The ability to provide a suitable recommendation on a product is stifled when it turns out to be the only one available for a given market. I was surprised when I started doing research on dual socket EPYC solutions as to just how few motherboards were available. The fact that the number was one was even more dumbfounding – is there really next to no market for custom off-the-shelf built dual socket EPYC systems? Over the years we’ve seen a plentiful number of dual socket Xeon offerings for each generation, but it is perhaps that the market is still getting used to EPYC is why the options are limited. In a similar line, only four single socket options exist as well.

So despite the Supermicro H11DSi and its derivatives being the only option available, if you need it then there is no other question. But if the option is between this and perhaps going to two single socket systems, it still begs the question as to whether it is good motherboard to invest in. On paper, ~$680 for a dual socket EPYC board seems like a reasonable price.

First, let us start with some of the failings. Personally I felt that the lack of fan control support was a big let-down, especially if this is a motherboard that might find its way into desktop-class chassis for workstations. The only way to access the fan control is through the web-interface IPMI, and the options are extremely basic.

The other issue on the board is simply one of layout – due to board limitations there isn’t much that can be done here, but ultimately the second CPU is underutilized. Out of the 64 PCIe lanes that it offers (the chip has 128, but 64 are being used for CPU-to-CPU links), only 8 are used for an external PCIe device. It’s almost as if this motherboard needs a separate add-on device to be able to use more of what the hardware can offer. This brings me back around to the conclusion I made on the first page – this motherboard is likely more for CPU computational use cases than anything that needs to fully use the IO of the hardware.

On the positives, the power cable layout is good for most systems, as I’ve experienced some bad power connector placement in similar boards for older systems. Having 8 fan headers, despite what I’ve said above, is a good thing as well. We successfully booted both from SATA and NVMe, and accessing IPMI through a board-specific password is something we expect all future server products to adhere to in the future. We had no issues with the latest high-end processors, the 7F02 series, as well as some of the high core count ones running some super high density memory. That price isn’t too bad either, especially if this is going to be a compute focused system with high-value CPUs inside.

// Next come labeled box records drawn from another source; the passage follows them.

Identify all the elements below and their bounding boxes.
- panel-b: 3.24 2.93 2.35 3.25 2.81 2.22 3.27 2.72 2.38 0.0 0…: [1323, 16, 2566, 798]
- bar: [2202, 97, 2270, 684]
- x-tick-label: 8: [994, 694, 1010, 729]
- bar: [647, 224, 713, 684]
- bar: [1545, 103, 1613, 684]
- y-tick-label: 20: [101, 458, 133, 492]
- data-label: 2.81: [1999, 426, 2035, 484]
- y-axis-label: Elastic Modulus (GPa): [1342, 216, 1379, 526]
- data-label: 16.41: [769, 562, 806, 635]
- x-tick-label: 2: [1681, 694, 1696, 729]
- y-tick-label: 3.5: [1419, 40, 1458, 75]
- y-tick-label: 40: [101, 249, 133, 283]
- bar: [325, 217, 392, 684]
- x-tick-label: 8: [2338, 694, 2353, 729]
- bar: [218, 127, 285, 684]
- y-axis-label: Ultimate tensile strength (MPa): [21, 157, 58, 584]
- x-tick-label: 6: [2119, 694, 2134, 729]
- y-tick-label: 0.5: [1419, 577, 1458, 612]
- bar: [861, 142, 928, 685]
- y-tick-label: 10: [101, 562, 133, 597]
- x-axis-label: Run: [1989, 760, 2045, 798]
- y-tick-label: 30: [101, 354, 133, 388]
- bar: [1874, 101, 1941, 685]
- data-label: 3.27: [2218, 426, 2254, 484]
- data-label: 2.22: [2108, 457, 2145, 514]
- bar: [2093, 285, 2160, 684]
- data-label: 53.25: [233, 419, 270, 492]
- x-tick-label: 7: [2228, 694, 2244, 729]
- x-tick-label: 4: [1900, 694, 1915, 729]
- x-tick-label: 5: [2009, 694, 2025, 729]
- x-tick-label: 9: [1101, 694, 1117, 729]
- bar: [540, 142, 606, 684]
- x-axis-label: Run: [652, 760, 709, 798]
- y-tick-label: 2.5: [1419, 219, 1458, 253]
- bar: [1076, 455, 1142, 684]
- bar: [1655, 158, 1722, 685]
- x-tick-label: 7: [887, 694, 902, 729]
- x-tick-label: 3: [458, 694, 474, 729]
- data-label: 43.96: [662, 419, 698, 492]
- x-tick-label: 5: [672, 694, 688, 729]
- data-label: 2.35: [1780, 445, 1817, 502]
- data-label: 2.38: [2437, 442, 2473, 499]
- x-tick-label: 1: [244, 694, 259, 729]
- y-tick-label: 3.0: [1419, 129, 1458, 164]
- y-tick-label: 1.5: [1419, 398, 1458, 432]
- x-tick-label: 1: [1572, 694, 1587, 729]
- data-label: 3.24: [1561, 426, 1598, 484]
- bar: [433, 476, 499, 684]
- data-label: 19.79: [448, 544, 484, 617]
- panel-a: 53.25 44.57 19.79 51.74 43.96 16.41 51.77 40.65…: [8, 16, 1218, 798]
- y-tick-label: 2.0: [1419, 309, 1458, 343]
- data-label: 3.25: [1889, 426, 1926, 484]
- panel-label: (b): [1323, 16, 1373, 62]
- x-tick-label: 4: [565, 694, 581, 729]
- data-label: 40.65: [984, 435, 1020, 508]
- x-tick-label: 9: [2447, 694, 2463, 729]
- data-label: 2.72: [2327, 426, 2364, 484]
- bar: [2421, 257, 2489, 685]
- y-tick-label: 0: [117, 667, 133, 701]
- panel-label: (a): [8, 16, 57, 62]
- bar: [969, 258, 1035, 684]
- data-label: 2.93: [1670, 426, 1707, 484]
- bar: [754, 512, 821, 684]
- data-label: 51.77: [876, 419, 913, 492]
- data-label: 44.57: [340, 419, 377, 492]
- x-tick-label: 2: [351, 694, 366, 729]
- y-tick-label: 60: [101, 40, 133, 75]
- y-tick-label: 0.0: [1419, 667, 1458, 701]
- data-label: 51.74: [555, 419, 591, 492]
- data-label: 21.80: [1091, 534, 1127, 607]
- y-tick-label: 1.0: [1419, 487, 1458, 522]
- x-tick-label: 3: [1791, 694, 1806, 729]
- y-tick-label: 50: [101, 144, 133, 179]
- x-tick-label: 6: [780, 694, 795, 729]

It is difficult not to sound downtrodden when you have to write 'it gets recommended by default, because it's the only option'. Users looking at EPYC systems might find that single socket deployments might be in your favor - the EPYCD82T that we reviewed previously costs around the same price as this 2P Supermicro board, but makes a lot better use of the IO per socket. The Supermicro H11DSi has density in its favor, and will cater to that crowd, but there are a number of decent single socket offerings that should be explored as well.